Hadoop Distributed File System (HDFS) is designed to decouple metadata management from actual data storage. But how does a client—like a Spark job or command-line tool—know where to read or write the bytes of a file across a distributed system?

Let’s break down what happens when a client interacts with HDFS.

The Role of the NameNode

At the heart of HDFS is the NameNode, which is the metadata manager.

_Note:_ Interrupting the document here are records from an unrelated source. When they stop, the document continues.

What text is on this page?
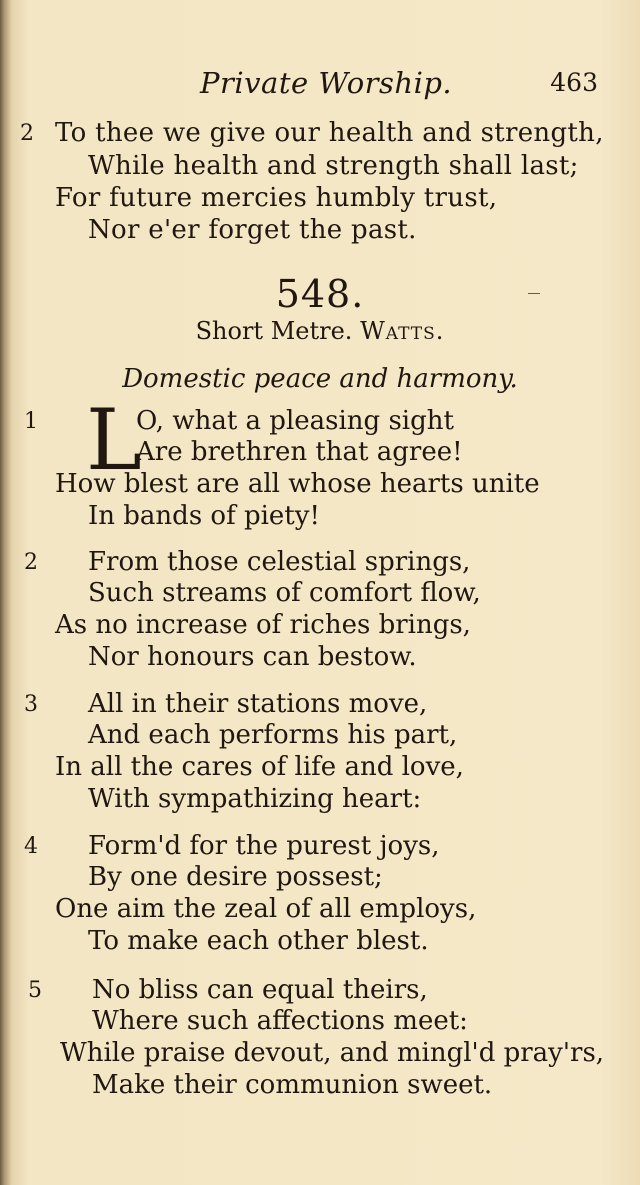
Private Worship.	463
2 To thee we give our health and strength,
While health and strength shall last;
For future mercies humbly trust,
Nor e'er forget the past.
548.
Short Metre. Watts.
Domestic peace and harmony.
1 L
O, what a pleasing sight
Are brethren that agree!
How blest are all whose hearts unite
In bands of piety!
2 From those celestial springs,
Such streams of comfort flow,
As no increase of riches brings,
Nor honours can bestow.
3 All in their stations move,
And each performs his part,
In all the cares of life and love,
With sympathizing heart:
4 Form'd for the purest joys,
By one desire possest;
One aim the zeal of all employs,
To make each other blest.
5 No bliss can equal theirs,
Where such affections meet:
While praise devout, and mingl'd pray'rs,
Make their communion sweet.
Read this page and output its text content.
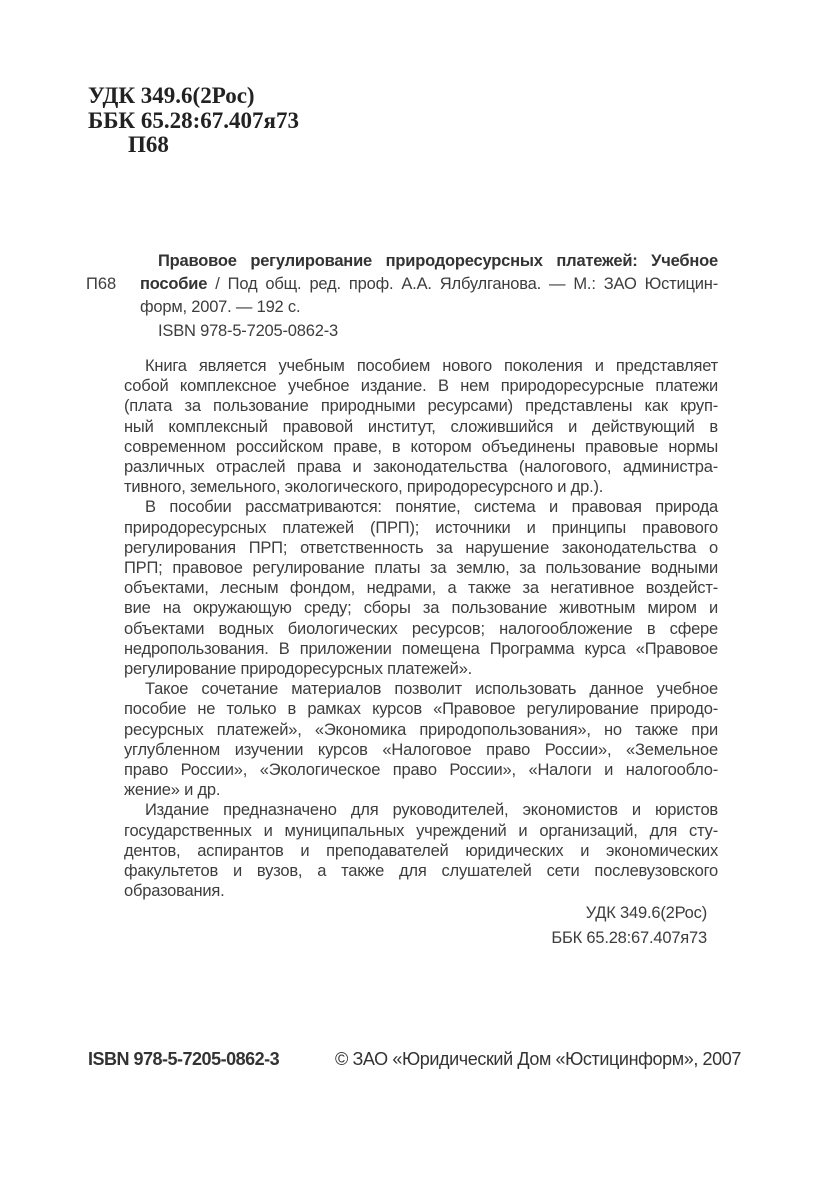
УДК 349.6(2Рос)
ББК 65.28:67.407я73
П68
П68
Правовое регулирование природоресурсных платежей: Учебное
пособие / Под общ. ред. проф. А.А. Ялбулганова. — М.: ЗАО Юстицин-
форм, 2007. — 192 с.
ISBN 978-5-7205-0862-3
Книга является учебным пособием нового поколения и представляет
собой комплексное учебное издание. В нем природоресурсные платежи
(плата за пользование природными ресурсами) представлены как круп-
ный комплексный правовой институт, сложившийся и действующий в
современном российском праве, в котором объединены правовые нормы
различных отраслей права и законодательства (налогового, администра-
тивного, земельного, экологического, природоресурсного и др.).
В пособии рассматриваются: понятие, система и правовая природа
природоресурсных платежей (ПРП); источники и принципы правового
регулирования ПРП; ответственность за нарушение законодательства о
ПРП; правовое регулирование платы за землю, за пользование водными
объектами, лесным фондом, недрами, а также за негативное воздейст-
вие на окружающую среду; сборы за пользование животным миром и
объектами водных биологических ресурсов; налогообложение в сфере
недропользования. В приложении помещена Программа курса «Правовое
регулирование природоресурсных платежей».
Такое сочетание материалов позволит использовать данное учебное
пособие не только в рамках курсов «Правовое регулирование природо-
ресурсных платежей», «Экономика природопользования», но также при
углубленном изучении курсов «Налоговое право России», «Земельное
право России», «Экологическое право России», «Налоги и налогообло-
жение» и др.
Издание предназначено для руководителей, экономистов и юристов
государственных и муниципальных учреждений и организаций, для сту-
дентов, аспирантов и преподавателей юридических и экономических
факультетов и вузов, а также для слушателей сети послевузовского
образования.
УДК 349.6(2Рос)
ББК 65.28:67.407я73
ISBN 978-5-7205-0862-3	© ЗАО «Юридический Дом «Юстицинформ», 2007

It knows:

The list of all files and directories
The size of each file
The mapping of file blocks to DataNodes
Block replication information

But the NameNode does not store the data itself—that job belongs to the DataNodes.

When a Client Reads a File

The client contacts the NameNode, asking for metadata about the file it wants to read.
The NameNode responds with:
- A list of blocks
- The addresses of the DataNodes storing each block
The client then communicates directly with the DataNodes, retrieving the file block-by-block.

This separation makes reading efficient and parallelizable.

When a Client Writes a File

The client contacts the NameNode to request permission to create a file.
The NameNode responds with a list of available DataNodes to store the new blocks.
The client begins sending data directly to those DataNodes.
HDFS replicates the blocks (usually 3 copies), using a pipeline mechanism:
- The client sends data to DataNode A
- A forwards it to B
- B forwards it to C

Important Behaviors

Clients never write to or read from the NameNode directly—it only provides directions.
Data locality is considered: the system tries to place replicas on nodes close to where the client is located (e.g., same rack or data center).
Clients track their own write progress, block by block.

Summary

HDFS clients learn where to read or write by consulting the NameNode for metadata. After that, all data transfer happens directly between the client and the DataNodes, allowing HDFS to scale massively while keeping the NameNode lean and fast.